Now, obviously I understand that most people who like to do this sort of thing prefer to do an ‘end of year’ list and leave it at that. It’s like a nice way to wrap up the year in film, but for me none of those lists are definitive. Not that I’m saying mine would be, though here’s the thing; I consider a film that comes out in 2014, regardless of where it first comes out, to be a 2014 film.

For example, a film released in the UK in, say, early 2015, yet features heavily in awards season, is undoubtedly a 2014 film (Damien Chazelle’s Whiplash, for instance) – because the Academy Awards reward the best films of the previous year. Said film will have been out in the US a few months before, but many of us living elsewhere would not have had a chance to see it yet, and it is therefore, by default, left off the list.

From my perspective, then, to make a list at the end of a calendar year would feel a little silly, bordering on dishonest, as the best films released in the UK that year would only represent around half – if that – of the year’s best films overall. I like world cinema; films from Europe, Asia, or elsewhere. And usually it takes a year or so to catch up on films from those places as their releases gradually filter out across other regions. I prefer to include those in my lists, as I want the list to be as definitive and conclusive as possible.

The other thing to note is my dislike of limiting said lists to a ‘top ten’, again usually done for efficiency (I understand; critics are busy, and wrapping up a compact top ten list at the end of the year is simpler than the method I’m currently advocating). The ‘best’ films of a year may not be limited to just ten – or perhaps in an extremely dry year, there wouldn’t even be ten worthy of inclusion.

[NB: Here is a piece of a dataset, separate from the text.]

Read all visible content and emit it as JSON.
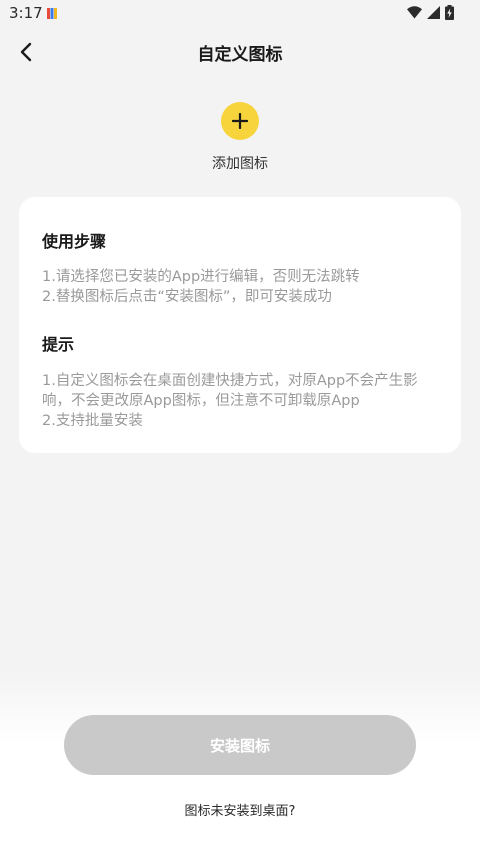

Now, most critics actually agree with this to an extent; hence why they do some ‘honourable mentions’ that don’t quite make the top ten. For me that’s curious (why name-drop if you’re not going to detail your reasons?) but again I sort of understand why one would – it saves time, and essentially a ‘top 10’ is more marketable than, say, a ‘top 13’. I have more flexibility in my personal schedule and don’t see why I would restrict myself in that way when I’m not required to.

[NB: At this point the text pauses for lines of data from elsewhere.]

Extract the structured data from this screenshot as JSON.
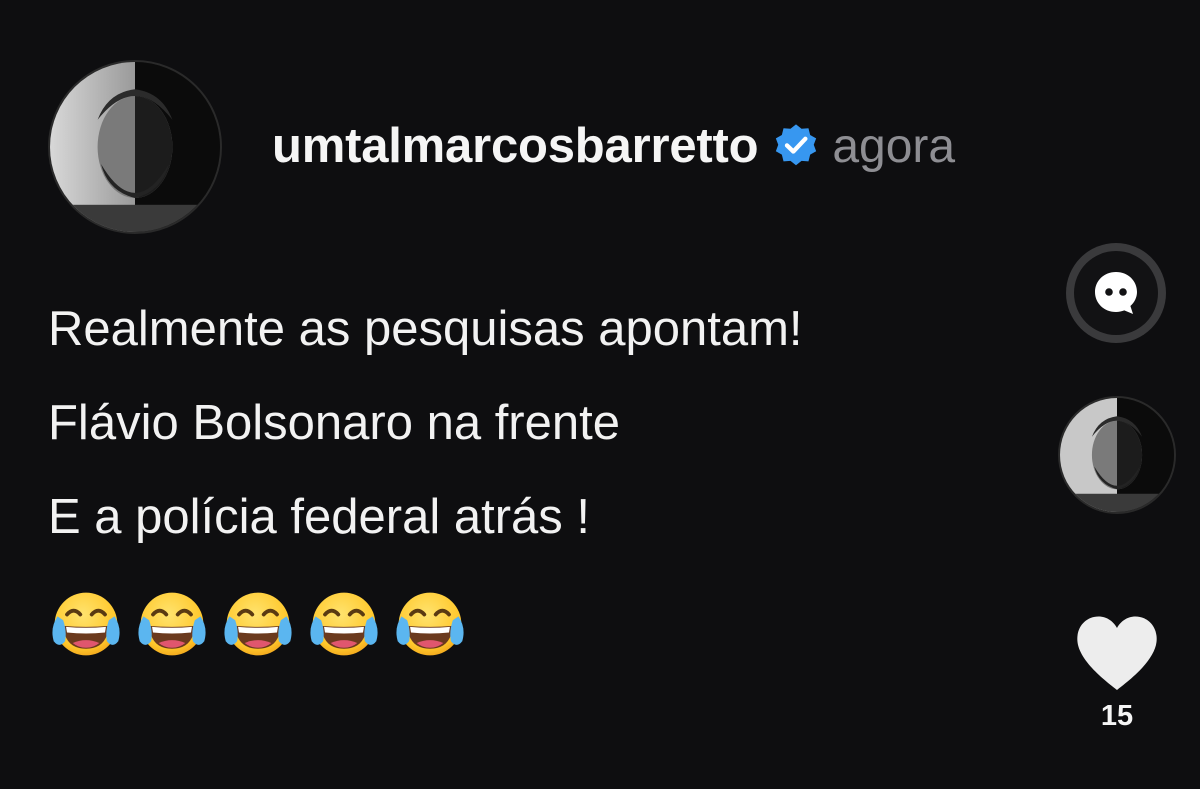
{
  "post": {
    "username": "umtalmarcosbarretto",
    "timestamp": "agora",
    "verified": true,
    "lines": [
      "Realmente as pesquisas apontam!",
      "Flávio Bolsonaro na frente",
      "E a polícia federal atrás !"
    ],
    "emojis": [
      "😂",
      "😂",
      "😂",
      "😂",
      "😂"
    ]
  },
  "actions": {
    "likes": "15"
  },
  "icons": {
    "verified": "verified-badge-icon",
    "chat": "chat-bubble-icon",
    "like": "heart-icon",
    "emoji": "face-with-tears-of-joy"
  },
  "colors": {
    "background": "#0e0e10",
    "verified_blue": "#3797f0",
    "muted_text": "#8e8e93"
  }
}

So basically, my lists will feature the best films of each year, whether it’s 10, 12 or 15 movies long. The 2014 list is almost ready to go and realistically I hope to have that one posted here by the start of next month. 2015, hopefully by the end of the year, and as for my 2016 list, well, I’m thinking Summer 2017 at the earliest. The good thing is, as I’m about to hit another film festival – my second such event of the year – I’ll have a decent head start on a lot of the biggest films to feature in awards season coming up. I’ll probably be writing an article around Oscar time too that will give large hints as to the films I found most impressive over the past year.

One final thing… I plan to do brief film previews (yes I am capable of writing shorter pieces!) every Friday. This will give me an opportunity to look forward to some new movies that catch my eye – that won’t necessarily get the mainstream marketing treatment – and share it with you guys. I’m frequently finding new stuff to get excited about so there’ll be no shortage of things to write about here, and I figure it might be useful to have a category for which posts are regular and somewhat set in stone going forward. That way, one could turn up here every weekend and know they’re at least getting something new, even if I haven’t otherwise written anything of great existential meaning.

Speaking of existential meaning, I’m off to prepare for one of the best times of the year: London Film Festival.